The Jesus Movement focused on the presence and personality of a Jesus. It didn’t focus on the presence and personality of a pastor. I learned that a meeting of Christ-followers can be an outpost of God’s kingdom — a gathering free from human control and manipulation. Church meetings controlled by one person tend to make it difficult for people to learn to hear Christ for themselves.
In the Jesus Movement I also learned that hearing a preacher isn’t the same thing as hearing God — not even close! If you learn to directly hear from God in church, then you can hear Him everywhere. However, if you just hear a preacher’s voice in church, you’ll usually forget what he said.
Church services don’t start until a pastor starts them. Perhaps they should wait until Jesus starts them.
It’s more powerful to interact around a campfire than to sit in a lecture hall and hear a talk about fire — same with God’s fire. The Jesus Movement was God’s fire. I’ve never been willing to turn away from that fire.
Church services tend to be a very controlled environment where everyone is compelled to behave the same way and/or sit in silence.

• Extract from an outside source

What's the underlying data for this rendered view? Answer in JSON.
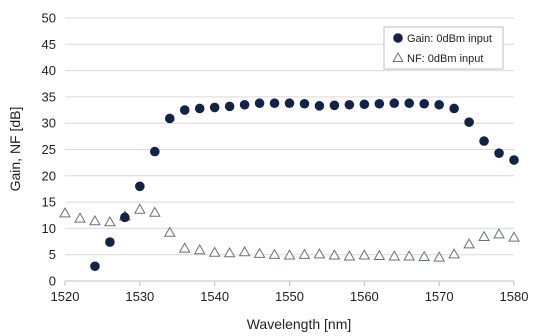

However, because the Jesus Movement allowed the risen Jesus to freely express His creativity when we gathered in His name, every meeting was innovative and different.
Early Christians seem to have met as an interactive body of believers under the direct Headship/Lordship of the living Jesus. (So did the early days of the Jesus Movement.)
I have taken the road less followed and come to many of the same conclusions as you. I enjoyed your book with the 95 theses. I especially like asking people if they would like to meet Jesus on the beach, fishing or walking on a road, or in a public square by a well. Most have never looked at John 21 as a viable meeting of the Ekklesia in that day. That is what I say when they ask what “Church” do you (goto, member of, belong to). So fixated on tradition, rituals and rules.
Thanks for the encouragement, Sonny! Glad you are staying on the road less followed.